Multilevel Modeling of Hierarchical and Longitudinal Data Using SAS
This course teaches students how to identify complex and dynamic patterns within multilevel data to inform a variety of decision-making needs. The course provides a conceptual understanding of multilevel linear models (MLM) and multilevel generalized linear models (MGLM) and their appropriate use in a variety of settings.
Presented by Catherine Truxillo
Dr. Catherine Truxillo has been a Statistical Training Specialist at SAS since 2000 and has written or co-written SAS training courses for advanced statistical methods including: multivariate statistics, linear and generalised linear mixed models, multilevel models, structural equation models, multiple imputation methods for missing data, statistical process control, design and analysis of experiments, and cluster analysis. Although she primarily works with advanced statistics topics, she also teaches SAS courses using SAS/IML (the interactive matrix language), Enterprise Guide, and JMP software.
Catherine's previous experiences with teaching, statistical consulting, and software design led her to a job teaching statistics for SAS.
Before moving to SAS, Catherine completed her Ph.D. in Social Psychology with an emphasis in Statistics at The University of Texas at Austin. While at UT Austin, she completed an internship with the Math and Computer Science department's statistical consulting help desk and taught a number of undergraduate courses. While teaching and performing her own graduate research, she worked for a software usability design company conducting experiments to assess the ease-of-use of various software interfaces and website designs.
She moved to Cary, North Carolina to join SAS in 2000, where she lives in the forest with her husband and two children. Her personal interests include bicycling, hiking, dancing, and singing.
Learn how to:
- use basic multilevel models
- use three-level and cross-classified models
- use generalised multilevel models for discrete dependent variables
Who should attend
Researchers in psychology, education, social science, medicine, and business, or others analysing data with multilevel nesting structure.
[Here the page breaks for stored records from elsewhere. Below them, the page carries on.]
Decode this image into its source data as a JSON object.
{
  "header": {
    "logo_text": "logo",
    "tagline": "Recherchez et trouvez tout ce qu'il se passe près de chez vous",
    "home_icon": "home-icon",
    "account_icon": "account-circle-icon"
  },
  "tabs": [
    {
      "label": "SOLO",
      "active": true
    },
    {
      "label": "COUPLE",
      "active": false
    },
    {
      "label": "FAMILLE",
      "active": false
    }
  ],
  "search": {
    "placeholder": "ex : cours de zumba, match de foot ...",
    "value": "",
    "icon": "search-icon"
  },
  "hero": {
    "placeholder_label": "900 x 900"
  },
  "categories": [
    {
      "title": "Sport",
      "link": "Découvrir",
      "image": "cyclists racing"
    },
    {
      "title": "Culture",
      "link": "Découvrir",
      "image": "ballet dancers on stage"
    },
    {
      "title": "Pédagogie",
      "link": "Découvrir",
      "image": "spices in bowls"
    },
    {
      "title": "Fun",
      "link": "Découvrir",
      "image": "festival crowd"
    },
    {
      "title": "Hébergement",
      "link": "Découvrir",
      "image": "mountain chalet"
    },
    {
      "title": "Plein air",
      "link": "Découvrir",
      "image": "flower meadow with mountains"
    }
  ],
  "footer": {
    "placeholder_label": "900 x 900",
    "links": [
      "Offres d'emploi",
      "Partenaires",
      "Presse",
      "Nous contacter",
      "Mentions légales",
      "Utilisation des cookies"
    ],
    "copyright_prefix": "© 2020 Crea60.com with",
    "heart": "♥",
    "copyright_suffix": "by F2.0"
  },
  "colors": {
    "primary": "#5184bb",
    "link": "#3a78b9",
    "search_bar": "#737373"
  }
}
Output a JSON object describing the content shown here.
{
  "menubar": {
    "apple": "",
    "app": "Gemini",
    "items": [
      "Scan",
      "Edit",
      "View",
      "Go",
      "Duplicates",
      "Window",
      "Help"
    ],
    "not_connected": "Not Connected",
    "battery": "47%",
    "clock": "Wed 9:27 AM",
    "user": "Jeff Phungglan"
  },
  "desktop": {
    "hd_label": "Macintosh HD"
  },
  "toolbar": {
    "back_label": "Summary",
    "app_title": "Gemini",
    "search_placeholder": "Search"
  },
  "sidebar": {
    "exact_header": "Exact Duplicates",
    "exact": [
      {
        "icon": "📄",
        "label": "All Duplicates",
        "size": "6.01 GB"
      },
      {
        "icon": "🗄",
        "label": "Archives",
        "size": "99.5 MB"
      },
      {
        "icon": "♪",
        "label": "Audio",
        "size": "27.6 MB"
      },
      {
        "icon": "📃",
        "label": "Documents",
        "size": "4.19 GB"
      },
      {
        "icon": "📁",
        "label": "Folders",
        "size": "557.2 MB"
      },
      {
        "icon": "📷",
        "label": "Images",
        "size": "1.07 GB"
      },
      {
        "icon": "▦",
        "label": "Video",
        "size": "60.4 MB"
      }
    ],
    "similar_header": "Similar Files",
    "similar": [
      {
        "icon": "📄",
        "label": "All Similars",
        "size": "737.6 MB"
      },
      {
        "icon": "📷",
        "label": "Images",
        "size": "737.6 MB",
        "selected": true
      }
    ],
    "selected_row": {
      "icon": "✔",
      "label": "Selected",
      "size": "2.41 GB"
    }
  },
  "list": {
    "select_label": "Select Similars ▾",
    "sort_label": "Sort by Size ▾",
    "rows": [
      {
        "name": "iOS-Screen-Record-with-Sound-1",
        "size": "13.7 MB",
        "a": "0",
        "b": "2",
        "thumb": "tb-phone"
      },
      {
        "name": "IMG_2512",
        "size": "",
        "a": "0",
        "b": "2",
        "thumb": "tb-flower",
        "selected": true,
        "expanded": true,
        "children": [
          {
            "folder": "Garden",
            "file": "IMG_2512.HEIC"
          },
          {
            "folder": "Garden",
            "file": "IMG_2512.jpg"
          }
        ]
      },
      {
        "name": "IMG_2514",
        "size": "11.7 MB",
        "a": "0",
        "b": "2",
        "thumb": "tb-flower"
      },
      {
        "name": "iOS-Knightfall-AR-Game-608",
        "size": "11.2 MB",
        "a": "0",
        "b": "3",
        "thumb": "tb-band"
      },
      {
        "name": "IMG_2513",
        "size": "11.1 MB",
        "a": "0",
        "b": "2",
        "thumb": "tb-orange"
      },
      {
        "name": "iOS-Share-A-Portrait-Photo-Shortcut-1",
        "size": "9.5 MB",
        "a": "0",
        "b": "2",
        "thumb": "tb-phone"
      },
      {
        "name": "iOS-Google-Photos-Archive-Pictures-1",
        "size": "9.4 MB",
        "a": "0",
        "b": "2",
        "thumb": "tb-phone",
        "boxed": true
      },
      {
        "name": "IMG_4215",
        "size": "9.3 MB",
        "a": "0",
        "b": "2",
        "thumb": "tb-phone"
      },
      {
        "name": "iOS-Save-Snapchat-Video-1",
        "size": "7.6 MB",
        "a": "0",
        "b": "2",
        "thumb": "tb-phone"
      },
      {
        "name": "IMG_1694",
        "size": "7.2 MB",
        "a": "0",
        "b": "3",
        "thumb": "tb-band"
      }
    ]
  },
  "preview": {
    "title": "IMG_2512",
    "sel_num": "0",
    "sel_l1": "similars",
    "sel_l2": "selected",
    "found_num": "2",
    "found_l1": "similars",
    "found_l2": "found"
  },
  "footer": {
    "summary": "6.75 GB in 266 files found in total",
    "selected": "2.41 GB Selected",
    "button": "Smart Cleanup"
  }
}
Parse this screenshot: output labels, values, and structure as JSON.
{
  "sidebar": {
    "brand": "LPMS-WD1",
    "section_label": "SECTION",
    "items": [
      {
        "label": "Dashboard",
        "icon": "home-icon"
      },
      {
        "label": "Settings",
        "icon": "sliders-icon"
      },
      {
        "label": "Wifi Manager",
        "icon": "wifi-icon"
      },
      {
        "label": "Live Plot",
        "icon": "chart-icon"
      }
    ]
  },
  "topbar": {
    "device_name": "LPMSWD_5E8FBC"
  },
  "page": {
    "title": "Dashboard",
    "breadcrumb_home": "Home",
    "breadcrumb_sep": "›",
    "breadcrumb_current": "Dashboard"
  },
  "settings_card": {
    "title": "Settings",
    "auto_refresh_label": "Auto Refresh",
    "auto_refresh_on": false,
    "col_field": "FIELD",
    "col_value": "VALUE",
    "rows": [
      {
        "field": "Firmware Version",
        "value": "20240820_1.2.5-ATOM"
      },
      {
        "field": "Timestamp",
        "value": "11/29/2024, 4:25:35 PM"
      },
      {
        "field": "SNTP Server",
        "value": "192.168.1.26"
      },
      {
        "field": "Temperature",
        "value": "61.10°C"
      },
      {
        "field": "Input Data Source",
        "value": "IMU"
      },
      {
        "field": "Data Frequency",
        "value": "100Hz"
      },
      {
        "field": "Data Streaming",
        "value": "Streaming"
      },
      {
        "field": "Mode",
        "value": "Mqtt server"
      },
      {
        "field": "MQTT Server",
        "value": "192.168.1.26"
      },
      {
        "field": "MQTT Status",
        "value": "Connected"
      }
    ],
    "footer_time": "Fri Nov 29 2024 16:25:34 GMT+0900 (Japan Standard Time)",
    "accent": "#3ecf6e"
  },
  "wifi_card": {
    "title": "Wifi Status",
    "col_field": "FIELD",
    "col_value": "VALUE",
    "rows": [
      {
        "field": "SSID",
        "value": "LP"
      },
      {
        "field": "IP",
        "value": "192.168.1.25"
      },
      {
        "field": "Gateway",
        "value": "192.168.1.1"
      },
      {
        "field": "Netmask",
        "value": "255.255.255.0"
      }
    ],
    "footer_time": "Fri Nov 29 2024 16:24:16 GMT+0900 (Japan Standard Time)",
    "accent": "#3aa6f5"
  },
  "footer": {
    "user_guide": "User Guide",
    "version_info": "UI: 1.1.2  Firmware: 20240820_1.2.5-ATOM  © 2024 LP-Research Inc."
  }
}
Before attending this course, you should:
- preferably, be familiar with the basic structure and concepts of SAS (for example, the DATA step and procedures)
- be familiar with concepts of linear models such as regression and ANOVA and with generalised linear models such as logistic regression
- be familiar with linear mixed models to enhance understanding, although this is not necessary to benefit from the course.
It is recommended that you complete SAS Programming 1: Essentials and Statistics 2: ANOVA and Regression, or have equivalent knowledge before taking this course.
This course addresses SAS/STAT software.